The Virginia Aquarium and Marine Science Center was called after the disoriented whale was spotted. “She was in the wrong place at the wrong time,” said aquarium research coordinator Susan Barco.
After following the young whale for a few days to protect it from colliding with a ship, the whale was found dead.
Thanks to a necropsy, the aquarium discovered the whale had swallowed a piece of rigid plastic that lacerated its stomach. She was not able to eat, then was struck by a boat and had a fractured vertebrae.
“It was a very long and painful decline,” Barco said.
That piece of plastic was determined to be a broken DVD case, most likely swallowed when she was feeding at the ocean surface.
“It makes me very sad that a piece of plastic that was not disposed of properly ended up killing a whale,” Susan Barco told National Geographic. “It was a preventable death.”
Unfortunately, the eating of plastics by marine animals is a common problem, especially for seabirds and turtles, because it is confused with food.

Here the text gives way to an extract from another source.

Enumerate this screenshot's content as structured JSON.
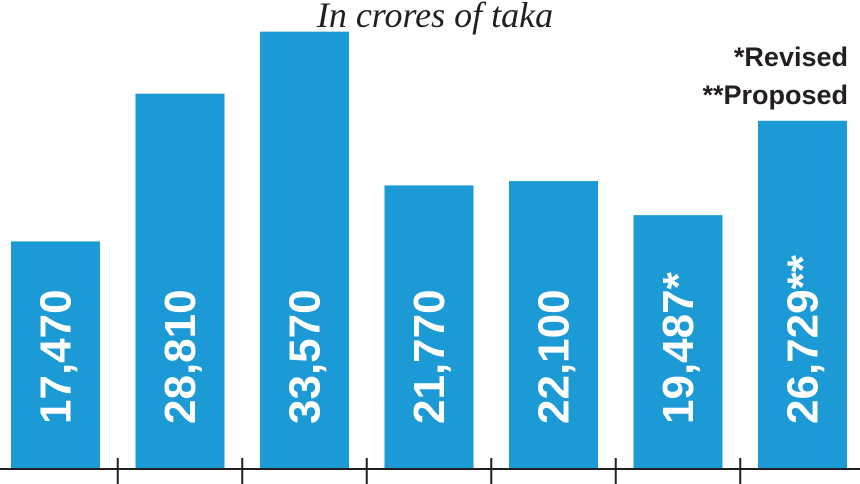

Once they eat the plastic, the stomach and intestines are obstructed and their life is at risk from starvation and internal trauma.
With a belly full of trash, whales are slowly and painfully starving to death. A recent study revealed that 56 percent of known cetacean species have ingested debris.
“The whales that wash up on the beach are only a small percentage of those that die,” said Frances Gulland, a senior scientist with the Marine Mammal Center in Sausalito, California.
The risk is higher for sperm whales who may confuse the trash for squid.
“Every sperm whale that I have necropsied has had a lot of nets and pieces of plastic” in its stomach, Gulland said. “They slowly died of starvation. It was the first time that I had seen a large whale die from eating garbage debris.”
The solution to this problem seems obvious. Recycling and proper waste management can prevent these horribly unnecessary deaths.